With the NEGF method, boundary conditions are applied through the contact self-energies. In our approach, the contact self-energy matrix
\(\mathbf {\Sigma _C^R}\) has only two nonzero elements, namely, for the device's left boundary
$$\begin{aligned} {\varvec{\Sigma }}_{{\mathbf {C}}~{1,1}}^{{\mathbf {R}}} =\tau _\mathrm{LD}\mathbf {g_{0,0}^R}\tau _\mathrm{DL}, \end{aligned}$$
(10)
where
\(\mathbf {g^R}\) is the Green’s function of the (uncoupled) lead [
19], and
\(\tau _\mathrm{LD}\),
\(\tau _\mathrm{DL}\) are coupling elements.

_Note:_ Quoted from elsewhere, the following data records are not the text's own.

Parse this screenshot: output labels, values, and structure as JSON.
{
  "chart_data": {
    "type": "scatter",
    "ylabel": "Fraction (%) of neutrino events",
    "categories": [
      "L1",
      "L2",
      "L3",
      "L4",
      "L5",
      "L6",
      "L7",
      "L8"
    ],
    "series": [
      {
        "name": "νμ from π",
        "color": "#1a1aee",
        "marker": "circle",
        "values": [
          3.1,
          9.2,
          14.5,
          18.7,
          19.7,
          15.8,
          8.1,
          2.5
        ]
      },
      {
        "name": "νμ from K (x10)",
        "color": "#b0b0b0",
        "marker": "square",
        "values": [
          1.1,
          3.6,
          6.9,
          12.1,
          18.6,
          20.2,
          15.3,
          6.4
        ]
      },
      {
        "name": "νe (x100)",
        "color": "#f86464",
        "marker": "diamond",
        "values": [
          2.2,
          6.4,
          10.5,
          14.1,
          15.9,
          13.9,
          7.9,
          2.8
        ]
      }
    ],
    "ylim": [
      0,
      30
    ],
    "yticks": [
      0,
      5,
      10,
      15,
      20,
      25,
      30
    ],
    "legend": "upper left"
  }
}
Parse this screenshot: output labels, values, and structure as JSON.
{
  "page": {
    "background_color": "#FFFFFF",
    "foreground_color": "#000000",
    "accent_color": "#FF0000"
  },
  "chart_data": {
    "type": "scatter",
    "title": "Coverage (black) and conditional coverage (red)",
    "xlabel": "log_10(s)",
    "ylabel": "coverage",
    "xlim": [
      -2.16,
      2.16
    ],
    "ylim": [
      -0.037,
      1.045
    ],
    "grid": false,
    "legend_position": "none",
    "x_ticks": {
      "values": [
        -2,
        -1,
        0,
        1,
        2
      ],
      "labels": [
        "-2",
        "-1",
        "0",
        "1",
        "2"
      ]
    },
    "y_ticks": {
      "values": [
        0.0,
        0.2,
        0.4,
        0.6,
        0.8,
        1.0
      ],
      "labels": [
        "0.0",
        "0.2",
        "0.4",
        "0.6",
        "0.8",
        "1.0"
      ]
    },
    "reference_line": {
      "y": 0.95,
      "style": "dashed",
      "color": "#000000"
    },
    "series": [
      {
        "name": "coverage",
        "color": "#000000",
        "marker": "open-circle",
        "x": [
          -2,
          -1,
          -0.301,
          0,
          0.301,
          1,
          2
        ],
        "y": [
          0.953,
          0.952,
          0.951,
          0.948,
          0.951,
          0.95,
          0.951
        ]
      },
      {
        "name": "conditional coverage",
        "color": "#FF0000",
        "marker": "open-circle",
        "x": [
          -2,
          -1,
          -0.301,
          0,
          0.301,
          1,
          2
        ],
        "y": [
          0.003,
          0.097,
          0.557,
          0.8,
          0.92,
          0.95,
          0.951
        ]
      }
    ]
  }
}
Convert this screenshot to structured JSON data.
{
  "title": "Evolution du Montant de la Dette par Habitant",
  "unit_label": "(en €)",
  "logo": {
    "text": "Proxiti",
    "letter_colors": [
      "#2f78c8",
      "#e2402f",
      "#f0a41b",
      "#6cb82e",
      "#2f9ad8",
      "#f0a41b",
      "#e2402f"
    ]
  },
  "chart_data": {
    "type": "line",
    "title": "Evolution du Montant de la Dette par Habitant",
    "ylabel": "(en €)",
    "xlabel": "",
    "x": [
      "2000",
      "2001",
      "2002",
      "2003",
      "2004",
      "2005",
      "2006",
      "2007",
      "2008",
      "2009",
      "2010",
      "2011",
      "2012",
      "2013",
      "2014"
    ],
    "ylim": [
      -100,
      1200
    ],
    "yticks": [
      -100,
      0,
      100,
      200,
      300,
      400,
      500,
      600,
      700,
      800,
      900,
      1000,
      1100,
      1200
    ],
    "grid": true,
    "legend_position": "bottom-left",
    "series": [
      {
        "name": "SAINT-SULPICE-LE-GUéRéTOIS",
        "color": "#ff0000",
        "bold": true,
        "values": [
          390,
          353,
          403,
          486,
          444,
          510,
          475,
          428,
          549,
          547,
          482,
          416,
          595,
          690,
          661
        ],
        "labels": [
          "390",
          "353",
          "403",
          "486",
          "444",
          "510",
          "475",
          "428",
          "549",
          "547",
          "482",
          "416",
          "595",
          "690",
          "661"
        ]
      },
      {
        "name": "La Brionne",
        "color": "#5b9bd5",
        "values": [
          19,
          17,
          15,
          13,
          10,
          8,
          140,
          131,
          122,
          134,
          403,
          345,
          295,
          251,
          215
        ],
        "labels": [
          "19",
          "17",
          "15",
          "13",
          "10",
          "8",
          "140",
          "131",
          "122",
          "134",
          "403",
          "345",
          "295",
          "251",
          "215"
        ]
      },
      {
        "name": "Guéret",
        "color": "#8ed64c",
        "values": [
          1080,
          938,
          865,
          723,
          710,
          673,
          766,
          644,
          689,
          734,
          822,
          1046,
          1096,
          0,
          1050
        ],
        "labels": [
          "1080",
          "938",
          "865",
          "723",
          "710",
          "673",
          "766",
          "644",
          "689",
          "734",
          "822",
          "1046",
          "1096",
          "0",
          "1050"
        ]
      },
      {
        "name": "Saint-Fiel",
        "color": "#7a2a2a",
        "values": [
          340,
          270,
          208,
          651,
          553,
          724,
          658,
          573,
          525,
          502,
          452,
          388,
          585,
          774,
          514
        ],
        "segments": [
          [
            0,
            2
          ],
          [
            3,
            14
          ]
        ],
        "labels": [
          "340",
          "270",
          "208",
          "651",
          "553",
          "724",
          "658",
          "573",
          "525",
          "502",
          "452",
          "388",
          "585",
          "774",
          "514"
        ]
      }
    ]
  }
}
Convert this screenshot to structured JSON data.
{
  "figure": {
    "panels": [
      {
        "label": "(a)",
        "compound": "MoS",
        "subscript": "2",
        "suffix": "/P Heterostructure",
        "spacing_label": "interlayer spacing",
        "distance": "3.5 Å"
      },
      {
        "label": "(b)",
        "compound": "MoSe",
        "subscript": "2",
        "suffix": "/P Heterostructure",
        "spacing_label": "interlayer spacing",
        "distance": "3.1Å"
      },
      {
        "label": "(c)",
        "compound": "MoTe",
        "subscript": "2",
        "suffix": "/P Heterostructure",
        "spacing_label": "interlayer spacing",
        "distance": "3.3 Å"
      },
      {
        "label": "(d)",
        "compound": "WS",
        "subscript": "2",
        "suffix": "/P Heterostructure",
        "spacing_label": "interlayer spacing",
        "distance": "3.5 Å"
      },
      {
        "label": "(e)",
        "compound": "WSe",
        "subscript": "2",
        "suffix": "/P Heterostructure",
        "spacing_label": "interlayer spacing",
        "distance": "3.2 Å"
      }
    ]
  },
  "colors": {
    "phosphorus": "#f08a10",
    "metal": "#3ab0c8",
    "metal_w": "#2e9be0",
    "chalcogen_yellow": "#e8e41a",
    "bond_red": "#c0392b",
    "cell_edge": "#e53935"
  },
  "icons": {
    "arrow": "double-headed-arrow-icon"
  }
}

The method for calculating the function
\(\mathbf {g^R}\), which imitates the boundary conditions appropriate for cascade structures, was described in [
5,
20]. With a non-uniform grid, the coupling elements are calculated according to Eq. (
2), i.e.,
$$\begin{aligned} \tau _\mathrm{LD}= & {} {\mathbf {H}}_{0,1}=\frac{\hbar ^2}{2}\frac{2}{(a_L+a_0)a_0}\frac{2}{m_L+m_1},\nonumber \\ \tau _\mathrm{DL}= & {} {\mathbf {H}}_{1,0}=\frac{\hbar ^2}{2}\frac{2}{(a_0+z_{1,2})a_0}\frac{2}{m_L+m_1}, \end{aligned}$$
(11)
where
\(a_L\equiv |z_0-z_{-1}|\),
\(a_0\equiv |z_1-z_0|\) (
\(z_0,~z_{-1}\) are the coordinates of the first and second site in the lead adjacent to the device), and
\(m_L=m(z_0)\),
\(m_1=m(z_1)\). The right contact self-energy
\({\varvec{\Sigma }}_{{\mathbf {C}}~{N,N}}^{{\mathbf {R}}}\) can be similarly calculated.